The contrast between the disarray in the West, on open display at the NATO summit and at last month's Group of Seven meeting in Canada, and China's mounting international self-confidence is growing clearer by the day. Last month, the Chinese Communist Party concluded its Central Conference on Work Relating to Foreign Affairs, the second since Xi Jinping became China's undisputed ruler in 2012. These meetings are not everyday affairs. They are the clearest expression of how the leadership sees China's place in the world, but they tell the world much about China as well.
The last such conference, in 2014, marked the funeral of Deng Xiaoping's dictum of "hide your strength, bide your time, never take the lead," and heralded a new era of international activism. In part, this change reflected Xi's centralization of control, Chinese leaders' conclusion that American power is in relative decline and their view that China had become an indispensable global economic player.

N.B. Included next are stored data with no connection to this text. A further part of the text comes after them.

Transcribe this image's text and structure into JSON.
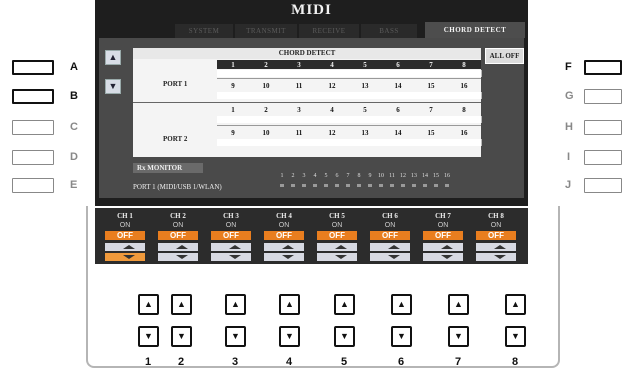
{
  "screen": {
    "title": "MIDI",
    "tabs": [
      {
        "label": "SYSTEM",
        "active": false
      },
      {
        "label": "TRANSMIT",
        "active": false
      },
      {
        "label": "RECEIVE",
        "active": false
      },
      {
        "label": "BASS",
        "active": false
      },
      {
        "label": "CHORD DETECT",
        "active": true
      }
    ],
    "up_arrow": "▲",
    "down_arrow": "▼",
    "table_title": "CHORD DETECT",
    "port1_label": "PORT 1",
    "port2_label": "PORT 2",
    "row_top_numbers": [
      "1",
      "2",
      "3",
      "4",
      "5",
      "6",
      "7",
      "8"
    ],
    "row_bottom_numbers": [
      "9",
      "10",
      "11",
      "12",
      "13",
      "14",
      "15",
      "16"
    ],
    "all_off_label": "ALL OFF",
    "rx_monitor_label": "Rx MONITOR",
    "rx_port1_label": "PORT 1 (MIDI/USB 1/WLAN)",
    "rx_channels": [
      "1",
      "2",
      "3",
      "4",
      "5",
      "6",
      "7",
      "8",
      "9",
      "10",
      "11",
      "12",
      "13",
      "14",
      "15",
      "16"
    ]
  },
  "channels": [
    {
      "name": "CH 1",
      "on": "ON",
      "off": "OFF"
    },
    {
      "name": "CH 2",
      "on": "ON",
      "off": "OFF"
    },
    {
      "name": "CH 3",
      "on": "ON",
      "off": "OFF"
    },
    {
      "name": "CH 4",
      "on": "ON",
      "off": "OFF"
    },
    {
      "name": "CH 5",
      "on": "ON",
      "off": "OFF"
    },
    {
      "name": "CH 6",
      "on": "ON",
      "off": "OFF"
    },
    {
      "name": "CH 7",
      "on": "ON",
      "off": "OFF"
    },
    {
      "name": "CH 8",
      "on": "ON",
      "off": "OFF"
    }
  ],
  "side_buttons_left": [
    "A",
    "B",
    "C",
    "D",
    "E"
  ],
  "side_buttons_right": [
    "F",
    "G",
    "H",
    "I",
    "J"
  ],
  "bottom_button_numbers": [
    "1",
    "2",
    "3",
    "4",
    "5",
    "6",
    "7",
    "8"
  ],
  "button_up_symbol": "▲",
  "button_down_symbol": "▼",
  "colors": {
    "accent_orange": "#e97e1f",
    "screen_bg": "#1e1e1e"
  }
}
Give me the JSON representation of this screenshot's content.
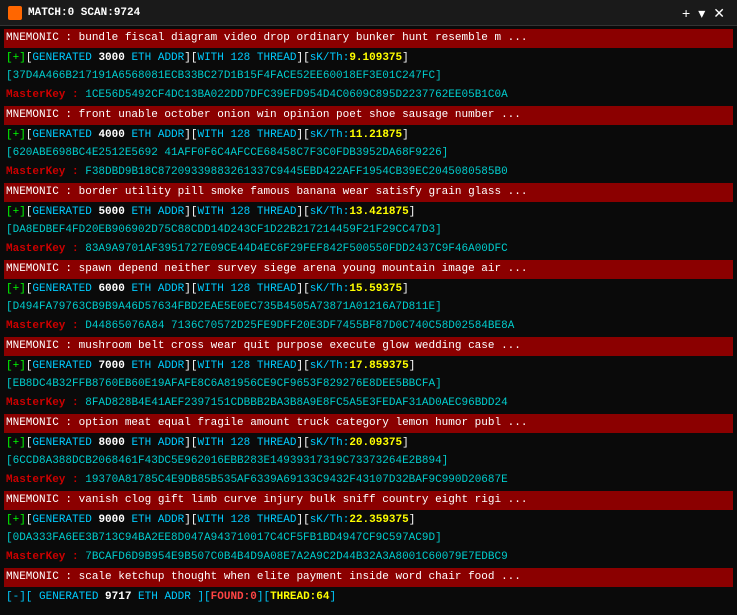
{
  "titlebar": {
    "match": "MATCH:0",
    "scan": "SCAN:9724",
    "title": "MATCH:0 SCAN:9724",
    "plus": "+",
    "dropdown": "▾",
    "close": "✕"
  },
  "blocks": [
    {
      "mnemonic": "MNEMONIC : bundle fiscal diagram video drop ordinary bunker hunt resemble m ...",
      "generated": "[+][GENERATED 3000 ETH ADDR][WITH 128 THREAD][sK/Th:9.109375]",
      "hash": "[37D4A466B217191A6568081ECB33BC27D1B15F4FACE52EE60018EF3E01C247FC]",
      "masterkey_label": "MasterKey :",
      "masterkey_value": "1CE56D5492CF4DC13BA022DD7DFC39EFD954D4C0609C895D2237762EE05B1C0A"
    },
    {
      "mnemonic": "MNEMONIC : front unable october onion win opinion poet shoe sausage number ...",
      "generated": "[+][GENERATED 4000 ETH ADDR][WITH 128 THREAD][sK/Th:11.21875]",
      "hash": "[620ABE698BC4E2512E5692 41AFF0F6C4AFCCE68458C7F3C0FDB3952DA68F9226]",
      "masterkey_label": "MasterKey :",
      "masterkey_value": "F38DBD9B18C87209339883261337C9445EBD422AFF1954CB39EC2045080585B0"
    },
    {
      "mnemonic": "MNEMONIC : border utility pill smoke famous banana wear satisfy grain glass ...",
      "generated": "[+][GENERATED 5000 ETH ADDR][WITH 128 THREAD][sK/Th:13.421875]",
      "hash": "[DA8EDBEF4FD20EB906902D75C88CDD14D243CF1D22B217214459F21F29CC47D3]",
      "masterkey_label": "MasterKey :",
      "masterkey_value": "83A9A9701AF3951727E09CE44D4EC6F29FEF842F500550FDD2437C9F46A00DFC"
    },
    {
      "mnemonic": "MNEMONIC : spawn depend neither survey siege arena young mountain image air ...",
      "generated": "[+][GENERATED 6000 ETH ADDR][WITH 128 THREAD][sK/Th:15.59375]",
      "hash": "[D494FA79763CB9B9A46D57634FBD2EAE5E0EC735B4505A73871A01216A7D811E]",
      "masterkey_label": "MasterKey :",
      "masterkey_value": "D44865076A84 7136C70572D25FE9DFF20E3DF7455BF87D0C740C58D02584BE8A"
    },
    {
      "mnemonic": "MNEMONIC : mushroom belt cross wear quit purpose execute glow wedding case ...",
      "generated": "[+][GENERATED 7000 ETH ADDR][WITH 128 THREAD][sK/Th:17.859375]",
      "hash": "[EB8DC4B32FFB8760EB60E19AFAFE8C6A81956CE9CF9653F829276E8DEE5BBCFA]",
      "masterkey_label": "MasterKey :",
      "masterkey_value": "8FAD828B4E41AEF2397151CDBBB2BA3B8A9E8FC5A5E3FEDAF31AD0AEC96BDD24"
    },
    {
      "mnemonic": "MNEMONIC : option meat equal fragile amount truck category lemon humor publ ...",
      "generated": "[+][GENERATED 8000 ETH ADDR][WITH 128 THREAD][sK/Th:20.09375]",
      "hash": "[6CCD8A388DCB2068461F43DC5E962016EBB283E14939317319C73373264E2B894]",
      "masterkey_label": "MasterKey :",
      "masterkey_value": "19370A81785C4E9DB85B535AF6339A69133C9432F43107D32BAF9C990D20687E"
    },
    {
      "mnemonic": "MNEMONIC : vanish clog gift limb curve injury bulk sniff country eight rigi ...",
      "generated": "[+][GENERATED 9000 ETH ADDR][WITH 128 THREAD][sK/Th:22.359375]",
      "hash": "[0DA333FA6EE3B713C94BA2EE8D047A943710017C4CF5FB1BD4947CF9C597AC9D]",
      "masterkey_label": "MasterKey :",
      "masterkey_value": "7BCAFD6D9B954E9B507C0B4B4D9A08E7A2A9C2D44B32A3A8001C60079E7EDBC9"
    },
    {
      "mnemonic": "MNEMONIC : scale ketchup thought when elite payment inside word chair food ...",
      "generated": "[-][ GENERATED 9717 ETH ADDR ][FOUND:0][THREAD:64]",
      "hash": "",
      "masterkey_label": "",
      "masterkey_value": ""
    }
  ],
  "statusbar": {
    "prefix": "[-][",
    "generated_label": " GENERATED ",
    "generated_num": "9717",
    "eth_addr": " ETH ADDR ",
    "found_label": "][FOUND:",
    "found_num": "0",
    "thread_label": "][THREAD:",
    "thread_num": "64",
    "suffix": "]"
  }
}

Since 2014, China has expanded and consolidated its military position in the South China Sea. It took the idea of the New Silk Road and turned it into a multi-trillion-dollar trade, investment, infrastructure and wider geopolitical/geo-economic initiative, engaging 73 different countries across much of Eurasia, Africa and beyond. And China signed up most of the developed world to the first large-scale non-Bretton Woods multilateral development bank, the Asian Infrastructure Investment Bank.